Mit einer Gesamtbeurteilung muss man aber wohl noch zuwarten. 2009, bei der letzten grossen Protestwelle, gab es insgesamt acht Todesurteile. Wie viele davon jedoch vollstreckt wurden, ist nicht bekannt.

Wieso setzt die Regierung in Teheran auf dieses Mittel?

Die Todesstrafe soll als Abschreckung dienen und ein Damokles-Schwert sein, das über politischen Aktivisten schwebt. Der effektive Nutzen scheint gering. Protestierende im Iran riskieren den Tod ja ohnehin, wenn sie auf die Strasse gehen. Sie können durch die Sicherheitskräfte erschossen oder zu Tode gefoltert werden.

Die iranische Regierung will mit den Urteilen ein Exempel statuieren.

In der Praxis ist es meist so, dass der Sicherheitsapparat nach kritischen Ereignissen wie grossen Protesten, aber etwa auch bei christlichen Gottesdiensten, massenhaft Teilnehmende verhaftet. Zu Urteilen kommt es dann aber nur in wenigen Fällen. Diese fallen dafür umso drakonischer aus. Die Regierung will damit ein Exempel statuieren.
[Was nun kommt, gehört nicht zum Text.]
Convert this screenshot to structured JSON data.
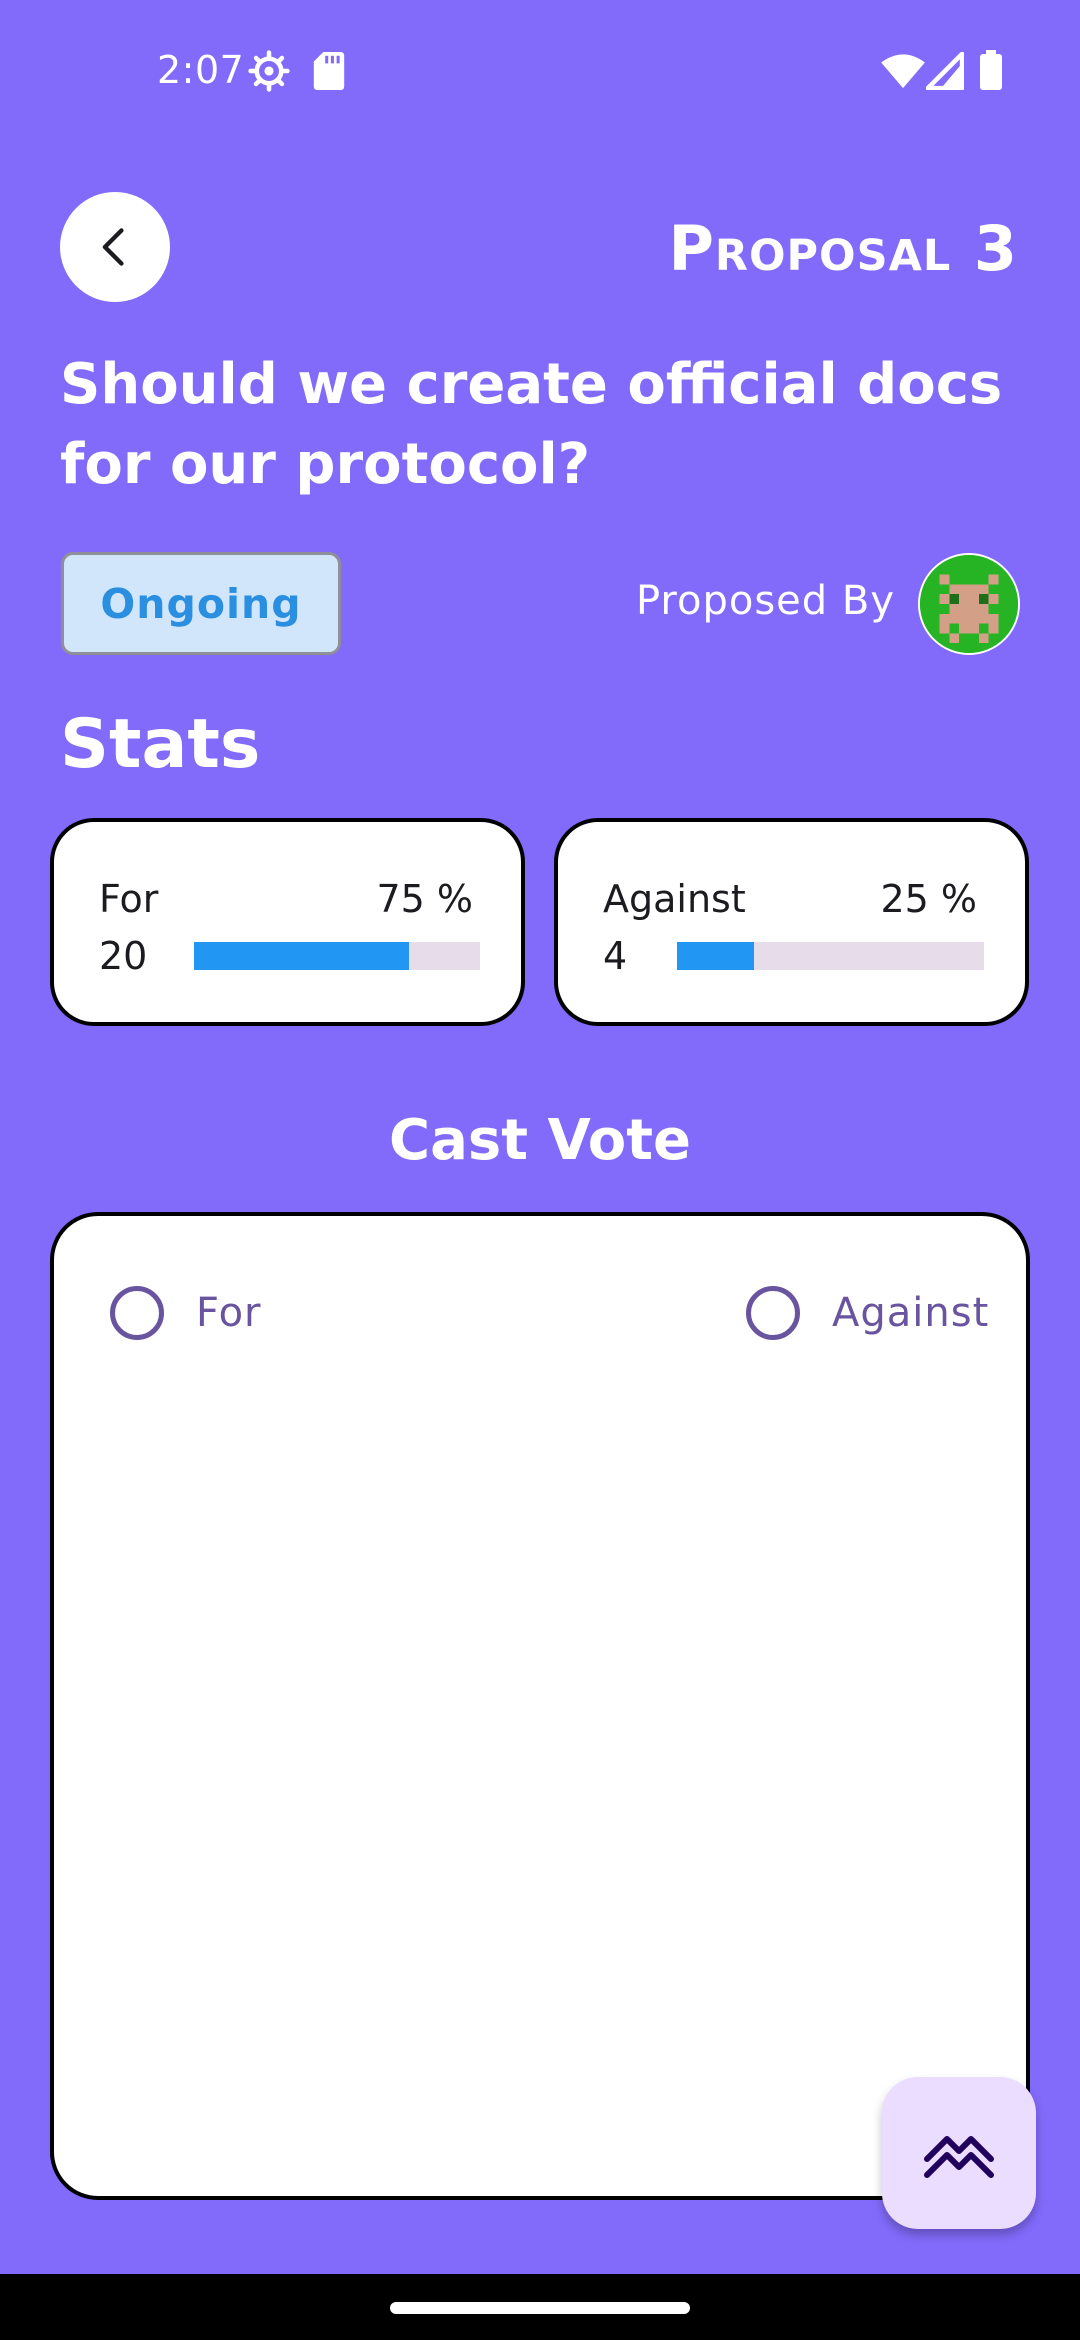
{
  "status_bar": {
    "time": "2:07",
    "icons": [
      "gear-icon",
      "sd-card-icon",
      "wifi-icon",
      "signal-icon",
      "battery-icon"
    ]
  },
  "header": {
    "back_icon": "chevron-left-icon",
    "title": "Proposal 3"
  },
  "proposal": {
    "question": "Should we create official docs for our protocol?",
    "status": "Ongoing",
    "proposed_by_label": "Proposed By",
    "avatar_icon": "pixel-avatar-icon"
  },
  "stats": {
    "title": "Stats",
    "for": {
      "label": "For",
      "count": "20",
      "percent_text": "75 %",
      "fraction": 0.75
    },
    "against": {
      "label": "Against",
      "count": "4",
      "percent_text": "25 %",
      "fraction": 0.25
    }
  },
  "vote": {
    "title": "Cast Vote",
    "options": [
      {
        "label": "For",
        "selected": false
      },
      {
        "label": "Against",
        "selected": false
      }
    ]
  },
  "fab": {
    "icon": "stats-trend-icon"
  },
  "colors": {
    "background": "#826bfb",
    "bar_fill": "#2196f3",
    "bar_track": "#e6dcea",
    "chip_bg": "#d2e6fb",
    "chip_text": "#2a8fe0",
    "radio": "#68549f",
    "fab_bg": "#eaddff",
    "avatar_bg": "#27b424"
  }
}
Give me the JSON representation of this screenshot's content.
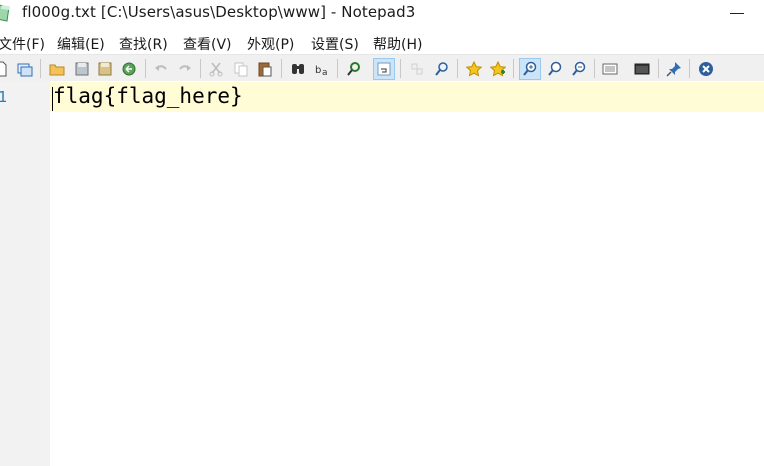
{
  "window": {
    "title": "fl000g.txt [C:\\Users\\asus\\Desktop\\www] - Notepad3"
  },
  "menu": {
    "items": [
      "文件(F)",
      "编辑(E)",
      "查找(R)",
      "查看(V)",
      "外观(P)",
      "设置(S)",
      "帮助(H)"
    ]
  },
  "toolbar": {
    "icons": [
      "new-file-icon",
      "copy-window-icon",
      "open-folder-icon",
      "save-icon",
      "save-as-icon",
      "revert-icon",
      "undo-icon",
      "redo-icon",
      "cut-icon",
      "copy-icon",
      "paste-icon",
      "find-icon",
      "replace-icon",
      "goto-icon",
      "word-wrap-icon",
      "expand-icon",
      "zoom-find-icon",
      "favorite-icon",
      "add-favorite-icon",
      "zoom-in-icon",
      "zoom-reset-icon",
      "zoom-out-icon",
      "view-icon",
      "screen-icon",
      "pin-icon",
      "exit-icon"
    ]
  },
  "editor": {
    "line_number": "1",
    "line_text": "flag{flag_here}"
  },
  "colors": {
    "current_line": "#fffcd6",
    "gutter": "#f2f2f2",
    "toolbar": "#f0f0f0",
    "line_number": "#2b7bb9"
  }
}
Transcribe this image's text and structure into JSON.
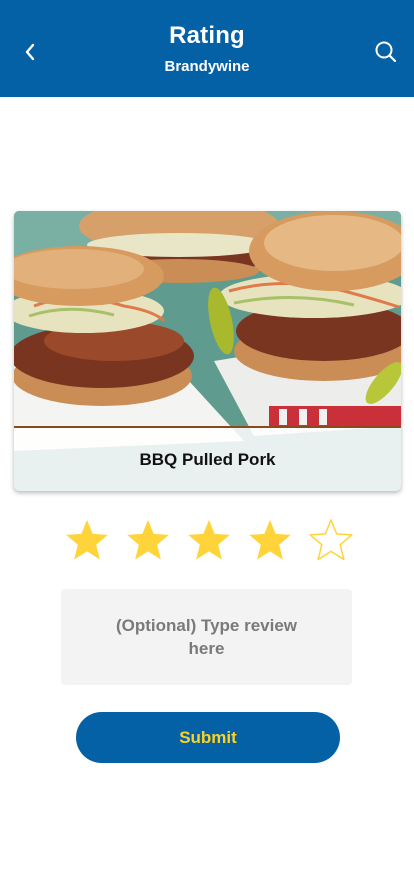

Wie geht der Justizapparat vor?

Vielfach lässt die Polizei Leute nach einer Festnahme einfach verschwinden. Sie werden von der Aussenwelt abgeschnitten, in vielen Fällen gefoltert und zu Geständnissen gedrängt. Erst dann bekommen sie Hilfe von staatlich genehmigten Anwälten. Von den Angeklagten gewünschte Juristen erhalten in vielen Fällen keine rechtzeitige Dokumenteneinsicht, dementsprechend häufig kommt es zu Verurteilungen. Dass in der aktuellen Protestwelle schon Todesurteile aufgrund der Teilnahme an Demonstrationen verhängt wurden, zeigt, dass es sich dabei um Schnellprozesse handelt.

Wird die Lage nun weiter eskalieren?

Es könnte sein, dass sie weiter eskaliert. Ich gehe aber eher davon aus, dass Teheran versuchen wird, es nicht zum Äusserten kommen zu lassen.

Eine genaue Prognose ist jedoch schwierig. In den vergangenen Jahren ist es – bereits vor der aktuellen Welle – vermehrt zu Protesten gekommen. Dass die Menschen jetzt auch explizit gegen islamische Sittengebote protestieren, könnte die Machthaber verunsichern. Auf der anderen Seite: Der interne und internationale Druck war Teheran bislang immer ziemlich egal.